Canada’s annualised fourth-quarter GDP contracted by 0.6%, undershooting forecasts that had anticipated zero growth

by VT Markets
/
Feb 28, 2026

Canada’s GDP for the fourth quarter was reported at an annualised rate of -0.6%. This was below expectations of 0%.

The result means the economy shrank over the quarter on an annualised basis. The expected outcome had been no growth.

The fourth-quarter GDP contraction of -0.6% for 2025, which badly missed the flat expectation, confirms the Canadian economy is weaker than we thought. This puts significant pressure on the Bank of Canada to adopt a more dovish stance and consider cutting interest rates. Our immediate response is to position for a weaker Canadian dollar, as monetary policy is now likely to diverge further from that of the United States.

Looking at the latest data, January’s inflation remained sticky at 2.9%, while unemployment recently ticked up to 5.8%, painting a picture of a slowing economy that complicates the central bank’s next move. This environment suggests that even if the Bank of Canada doesn’t cut rates at its next meeting, its forward guidance will likely be very cautious. We are therefore looking to buy USD/CAD call options with expirations in the second quarter to capture this expected weakness in the loonie.

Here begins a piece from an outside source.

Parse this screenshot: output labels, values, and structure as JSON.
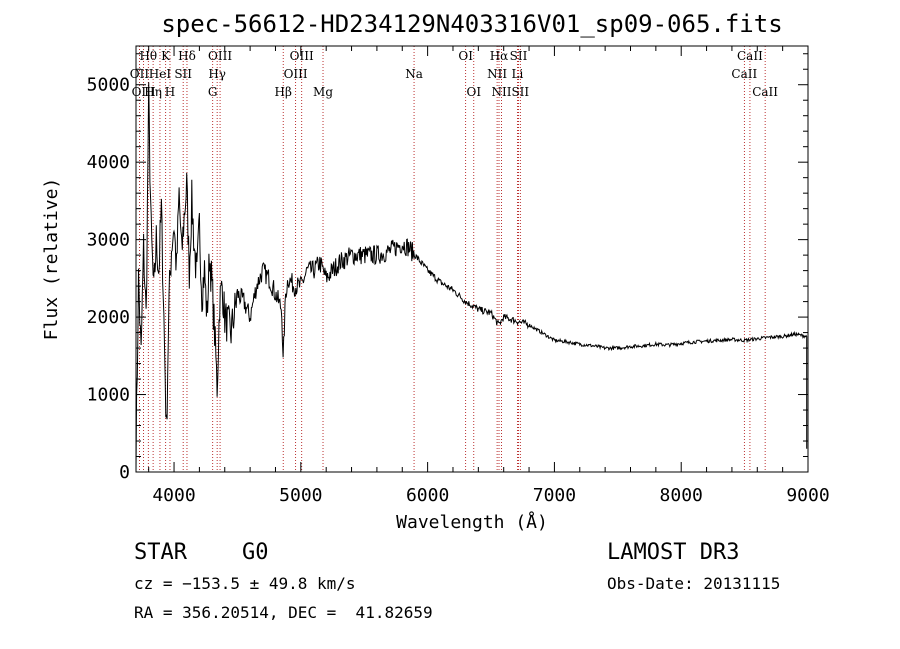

This negative growth is also a headwind for Canadian stocks, especially the big banks and consumer-focused companies on the TSX. Historically, periods of negative GDP surprises, like the one we saw through much of 2025, have led to Canadian equities underperforming their U.S. counterparts. Consequently, buying put options on a broad Canadian market index ETF provides a direct way to position for potential downside over the next several weeks.

In the interest rate market, we’ve seen a sharp repricing, with derivatives now suggesting a much higher probability of a rate cut by mid-year. This negative GDP print solidifies that view and should keep downward pressure on front-end bond yields. Traders should consider positions that will benefit from falling short-term rates, such as futures based on the Canadian Overnight Repo Rate Average (CORRA).